[Linux-cluster] VM Resource Failover

I have been trying to simulate a xen VM failover,  I have a 2 machine cluster and 2 vm’s running.  If I issue a “ xm destroy ID”  the vm will automatically reboot to the other node.  But if I reboot one of the clusters to simulate a machine failure the vm never boots back up until the other machine comes online.  So here are my questions…


1.       How do I get the cluster to boot the vm that has failed when one of the clustered machines are down?

2.       When I do a “xm destroy ID” the cluster always reboots the vm onto the other cluster machine, is there any way for me to have it boot back to the machine its supposed to be running on without having to do a manual migrate?   Can It auto-migrate back to its original machine over time?



Here is the out put of my clustat during a reboot of one of the clusters…

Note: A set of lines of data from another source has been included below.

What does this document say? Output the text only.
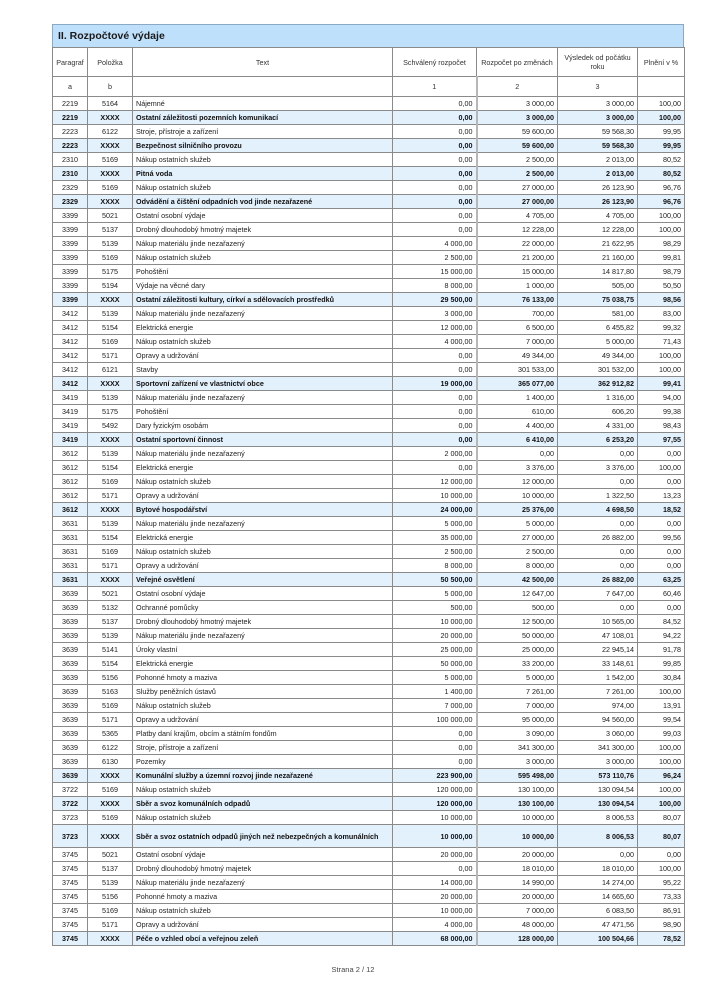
II. Rozpočtové výdaje
Paragraf	Položka	Text	Schválený rozpočet	Rozpočet po změnách	Výsledek od počátku roku	Plnění v %
a	b		1	2	3	
2219	5164	Nájemné	0,00	3 000,00	3 000,00	100,00
2219	XXXX	Ostatní záležitosti pozemních komunikací	0,00	3 000,00	3 000,00	100,00
2223	6122	Stroje, přístroje a zařízení	0,00	59 600,00	59 568,30	99,95
2223	XXXX	Bezpečnost silničního provozu	0,00	59 600,00	59 568,30	99,95
2310	5169	Nákup ostatních služeb	0,00	2 500,00	2 013,00	80,52
2310	XXXX	Pitná voda	0,00	2 500,00	2 013,00	80,52
2329	5169	Nákup ostatních služeb	0,00	27 000,00	26 123,90	96,76
2329	XXXX	Odvádění a čištění odpadních vod jinde nezařazené	0,00	27 000,00	26 123,90	96,76
3399	5021	Ostatní osobní výdaje	0,00	4 705,00	4 705,00	100,00
3399	5137	Drobný dlouhodobý hmotný majetek	0,00	12 228,00	12 228,00	100,00
3399	5139	Nákup materiálu jinde nezařazený	4 000,00	22 000,00	21 622,95	98,29
3399	5169	Nákup ostatních služeb	2 500,00	21 200,00	21 160,00	99,81
3399	5175	Pohoštění	15 000,00	15 000,00	14 817,80	98,79
3399	5194	Výdaje na věcné dary	8 000,00	1 000,00	505,00	50,50
3399	XXXX	Ostatní záležitosti kultury, církví a sdělovacích prostředků	29 500,00	76 133,00	75 038,75	98,56
3412	5139	Nákup materiálu jinde nezařazený	3 000,00	700,00	581,00	83,00
3412	5154	Elektrická energie	12 000,00	6 500,00	6 455,82	99,32
3412	5169	Nákup ostatních služeb	4 000,00	7 000,00	5 000,00	71,43
3412	5171	Opravy a udržování	0,00	49 344,00	49 344,00	100,00
3412	6121	Stavby	0,00	301 533,00	301 532,00	100,00
3412	XXXX	Sportovní zařízení ve vlastnictví obce	19 000,00	365 077,00	362 912,82	99,41
3419	5139	Nákup materiálu jinde nezařazený	0,00	1 400,00	1 316,00	94,00
3419	5175	Pohoštění	0,00	610,00	606,20	99,38
3419	5492	Dary fyzickým osobám	0,00	4 400,00	4 331,00	98,43
3419	XXXX	Ostatní sportovní činnost	0,00	6 410,00	6 253,20	97,55
3612	5139	Nákup materiálu jinde nezařazený	2 000,00	0,00	0,00	0,00
3612	5154	Elektrická energie	0,00	3 376,00	3 376,00	100,00
3612	5169	Nákup ostatních služeb	12 000,00	12 000,00	0,00	0,00
3612	5171	Opravy a udržování	10 000,00	10 000,00	1 322,50	13,23
3612	XXXX	Bytové hospodářství	24 000,00	25 376,00	4 698,50	18,52
3631	5139	Nákup materiálu jinde nezařazený	5 000,00	5 000,00	0,00	0,00
3631	5154	Elektrická energie	35 000,00	27 000,00	26 882,00	99,56
3631	5169	Nákup ostatních služeb	2 500,00	2 500,00	0,00	0,00
3631	5171	Opravy a udržování	8 000,00	8 000,00	0,00	0,00
3631	XXXX	Veřejné osvětlení	50 500,00	42 500,00	26 882,00	63,25
3639	5021	Ostatní osobní výdaje	5 000,00	12 647,00	7 647,00	60,46
3639	5132	Ochranné pomůcky	500,00	500,00	0,00	0,00
3639	5137	Drobný dlouhodobý hmotný majetek	10 000,00	12 500,00	10 565,00	84,52
3639	5139	Nákup materiálu jinde nezařazený	20 000,00	50 000,00	47 108,01	94,22
3639	5141	Úroky vlastní	25 000,00	25 000,00	22 945,14	91,78
3639	5154	Elektrická energie	50 000,00	33 200,00	33 148,61	99,85
3639	5156	Pohonné hmoty a maziva	5 000,00	5 000,00	1 542,00	30,84
3639	5163	Služby peněžních ústavů	1 400,00	7 261,00	7 261,00	100,00
3639	5169	Nákup ostatních služeb	7 000,00	7 000,00	974,00	13,91
3639	5171	Opravy a udržování	100 000,00	95 000,00	94 560,00	99,54
3639	5365	Platby daní krajům, obcím a státním fondům	0,00	3 090,00	3 060,00	99,03
3639	6122	Stroje, přístroje a zařízení	0,00	341 300,00	341 300,00	100,00
3639	6130	Pozemky	0,00	3 000,00	3 000,00	100,00
3639	XXXX	Komunální služby a územní rozvoj jinde nezařazené	223 900,00	595 498,00	573 110,76	96,24
3722	5169	Nákup ostatních služeb	120 000,00	130 100,00	130 094,54	100,00
3722	XXXX	Sběr a svoz komunálních odpadů	120 000,00	130 100,00	130 094,54	100,00
3723	5169	Nákup ostatních služeb	10 000,00	10 000,00	8 006,53	80,07
3723	XXXX	Sběr a svoz ostatních odpadů jiných než nebezpečných a komunálních	10 000,00	10 000,00	8 006,53	80,07
3745	5021	Ostatní osobní výdaje	20 000,00	20 000,00	0,00	0,00
3745	5137	Drobný dlouhodobý hmotný majetek	0,00	18 010,00	18 010,00	100,00
3745	5139	Nákup materiálu jinde nezařazený	14 000,00	14 990,00	14 274,00	95,22
3745	5156	Pohonné hmoty a maziva	20 000,00	20 000,00	14 665,60	73,33
3745	5169	Nákup ostatních služeb	10 000,00	7 000,00	6 083,50	86,91
3745	5171	Opravy a udržování	4 000,00	48 000,00	47 471,56	98,90
3745	XXXX	Péče o vzhled obcí a veřejnou zeleň	68 000,00	128 000,00	100 504,66	78,52
Strana 2 / 12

Cluster Status for Xen @ Thu Aug 14 10:11:21 2008

Member Status: Quorate

 Member Name                             ID   Status

 ------ ----                             ---- ------

 xen1.smartechcorp.net                       1 Online, Local, rgmanager

 xen2.smartechcorp.net                       2 Offline

 Service Name                   Owner (Last)                   State        

 ------- ----                   ----- ------                   -----        

 vm:Linux1                      xen2.smartechcorp.net          stopping     

 vm:Windows1                    xen1.smartechcorp.net          started  


Here is my cluster.conf….


<?xml version="1.0"?>

<cluster alias="Xen" config_version="29" name="Xen">

        <fence_daemon clean_start="0" post_fail_delay="0" post_join_delay="-1"/>


                <clusternode name="xen1.smartechcorp.net" nodeid="1" votes="1">


                                <method name="1">

                                        <device name="manual" nodename="xen1.smartechcorp.net"/>




                <clusternode name="xen2.smartechcorp.net" nodeid="2" votes="1">


                                <method name="1">

                                        <device name="manual" nodename="xen2.smartechcorp.net"/>





        <cman expected_votes="1" two_node="1"/>


                <fencedevice agent="fence_manual" name="manual"/>




                        <failoverdomain name="bias-xen1" nofailback="0" ordered="1" restricted="0">

                                <failoverdomainnode name="xen1.smartechcorp.net" priority="1"/>

                                <failoverdomainnode name="xen2.smartechcorp.net" priority="2"/>


                        <failoverdomain name="bias-xen2" nofailback="0" ordered="1" restricted="0">

                                <failoverdomainnode name="xen1.smartechcorp.net" priority="2"/>

                                <failoverdomainnode name="xen2.smartechcorp.net" priority="1"/>




                <vm autostart="1" domain="bias-xen1" exclusive="0" migrate="live" name="Windows1" path="/var/lib/xen/images" recovery="relocate"/>

                <vm autostart="1" domain="bias-xen2" exclusive="0" migrate="live" name="Linux1" path="/var/lib/xen/images" recovery="relocate"/>



Thanks for any help, this is driving me crazy!